For centuries, it's been the book no human can understand, but we may finally now be able to read it – thanks to machines invented a half-millennia after it was written.
The Voynich manuscript, often called the world's most mysterious book, consists of some 240 pages of cryptic text written in an intricate, unknown language, accompanied by strange diagrams and illustrations. It even has fold-out pages, which is pretty nifty for a medieval tome dated to the early 15th century.
The thing is, nobody knows what the heck all this is getting at. The meanings of the text, inscribed on pages of ancient vellum, are thought to have eluded human comprehension for centuries.
It's been owned by alchemists and emperors, before surfacing in modern times in the early 20th century, when a Polish book dealer called Wilfrid Voynich chanced upon it in 1912, unwittingly lending the mysterious book his name.
Since then, any number of cryptographers, codebreakers, and linguists have attempted to unravel the secrets of the Voynich manuscript, but the obscure code contained in its pages – along with the strange drawings of plants, symbols, and bathing women – has defied explanation.
Now, thanks to Canadian computer scientists, it looks like we may have a new lead in the case.
Researchers from University of Alberta have used artificial intelligence to decode sections of the ancient manuscript, using a technique called algorithmic decipherment to reveal the underlying, encrypted language hidden behind the strange book's words.
It's not an easy thing to do, the team explains in their paper, given the number of unknowns involved.
"The Voynich manuscript is written in an unknown script that encodes an unknown language," the authors write, "which is the most challenging type of a decipherment problem."
Testing their algorithm on 380 different translations of the Universal Declaration of Human Rights, the researchers' system was able to correctly identify the language of origin 97 percent of the time.
Next, they focussed the AI on the pages of the Voynich manuscript, which the team suspected may be written in Arabic.
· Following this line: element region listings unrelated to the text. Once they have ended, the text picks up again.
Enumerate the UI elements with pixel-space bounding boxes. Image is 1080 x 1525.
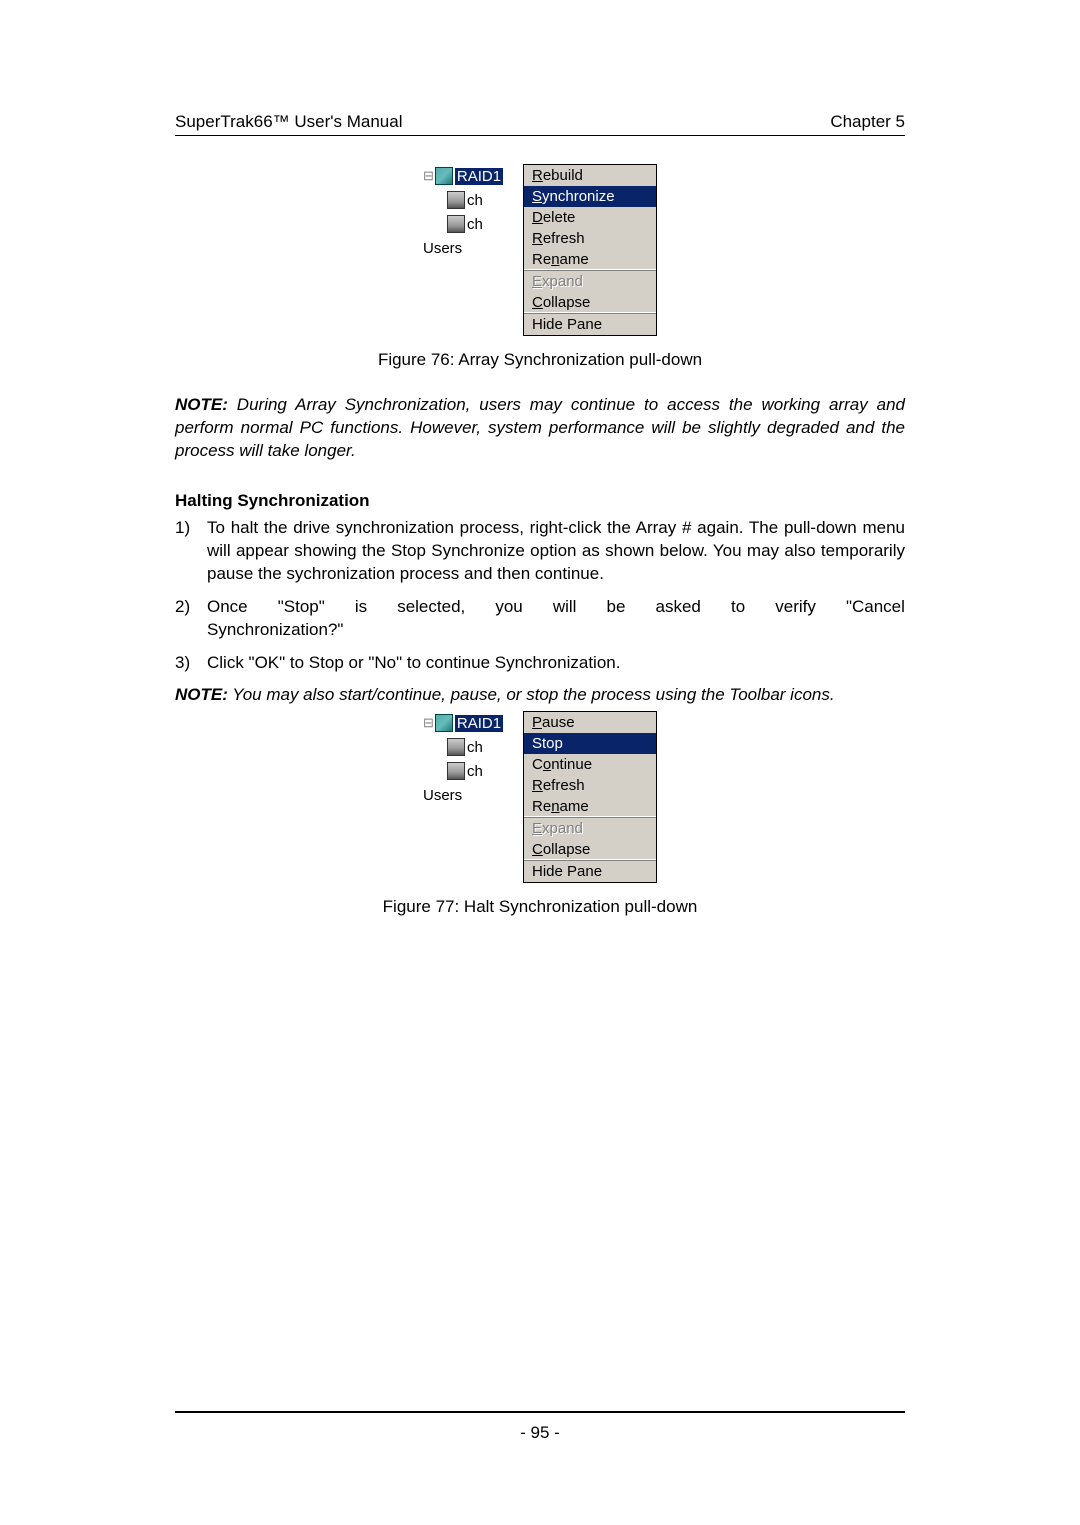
drive-icon xyxy=(447,191,465,209)
step-2-text: Once"Stop"isselected,youwillbeaskedtover… xyxy=(207,596,905,642)
menu-refresh[interactable]: Refresh xyxy=(524,228,656,249)
page-number: - 95 - xyxy=(0,1423,1080,1443)
tree-channel-label[interactable]: ch xyxy=(467,763,483,780)
figure-76-caption: Figure 76: Array Synchronization pull-do… xyxy=(175,350,905,370)
menu-expand: Expand xyxy=(524,271,656,292)
note-text: You may also start/continue, pause, or s… xyxy=(228,685,835,704)
step-number: 2) xyxy=(175,596,207,642)
menu-rename[interactable]: Rename xyxy=(524,796,656,817)
drive-icon xyxy=(447,762,465,780)
header-right: Chapter 5 xyxy=(830,112,905,132)
menu-stop[interactable]: Stop xyxy=(524,733,656,754)
tree-minus-icon: ⊟ xyxy=(423,715,434,731)
menu-refresh[interactable]: Refresh xyxy=(524,775,656,796)
note-sync-performance: NOTE: During Array Synchronization, user… xyxy=(175,394,905,463)
context-menu-sync: Rebuild Synchronize Delete Refresh Renam… xyxy=(523,164,657,336)
page-header: SuperTrak66™ User's Manual Chapter 5 xyxy=(175,112,905,136)
step-number: 1) xyxy=(175,517,207,586)
menu-hide-pane[interactable]: Hide Pane xyxy=(524,861,656,882)
menu-hide-pane[interactable]: Hide Pane xyxy=(524,314,656,335)
note-toolbar-icons: NOTE: You may also start/continue, pause… xyxy=(175,684,905,707)
menu-delete[interactable]: Delete xyxy=(524,207,656,228)
figure-76: ⊟ RAID1 ch ch Users Rebuild xyxy=(175,164,905,336)
context-menu-halt: Pause Stop Continue Refresh Rename Expan… xyxy=(523,711,657,883)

The AI didn't agree, indicating Hebrew was the most likely source, edging out other potential matches that weren't commonly used for writing during the Middle Ages.
The researchers hypothesised the cipher acting on the Hebrew language could be an example of alphabetically ordered anagrams (called alphagrams), rearranging the order of letters in words, while dropping vowels.
Attempting to unscramble the the first 10 pages of the text with their AI produced mixed results.
"It turned out that over 80 per cent of the words were in a Hebrew dictionary, but we didn't know if they made sense together," says one of the team, computational linguist Greg Kondrak.
Failing to find any Hebrew scholars who could help validate their findings, the researchers eventually resorted to using Google Translate, but even though they acknowledge there's some guesswork involved, there does seem to be a match with the text.
In the opening section of the 'Herbal' chapter of the Voynich manuscript, which contains drawing of several kinds of plants, many botany-related terms appear, including farmer, light, air, and fire.
Coincidence? Maybe not.
As for how the most mysterious book in the world starts? Well, fairly ambiguously as it turns out, but would you expect anything else?
"She made recommendations to the priest, man of the house and me and people," are the Voynich manuscript's first words, according to the AI.
Recommendations to do with herbal botany, perhaps? The team says we can't be sure.
"It came up with a sentence that is grammatical, and you can interpret it," says Kondrak. "It's a kind of strange sentence to start a manuscript but it definitely makes sense."
That said, the team acknowledges they'd need the assistance of ancient Hebrew historians to take their decoding further, and to confirm we're not conjuring algorithmically-derived misinterpretations out of the Voynich haze.
"The results presented in this section could be interpreted either as tantalising clues for Hebrew as the source language of the [Voynich manuscript], or simply as artefacts of the combinatorial power of anagramming and language models," they write.
"In any case, the output of an algorithmic decipherment of a noisy input can only be a starting point for scholars that are well-versed in the given language and historical period."
Given how much we still don't know, it's an exciting new lead for further investigations into decoding the ancient puzzle, not that everybody in the Voynich-obsessed cipher community is necessarily convinced by the team's AI-based approach.
"I don't think they are friendly to this kind of research," Kondrak told The Canadian Press, but he points out that there's a real opportunity for further discoveries here if the Hebrew hypothesis is on point after all.
"Somebody with very good knowledge of Hebrew and who's a historian at the same time could take this evidence and follow this kind of clue. Can we look at these texts closely and do some kind of detective work and decipher what can be the message?"
The findings are reported in Transactions of the Association of Computational Linguistics (link down at time of writing).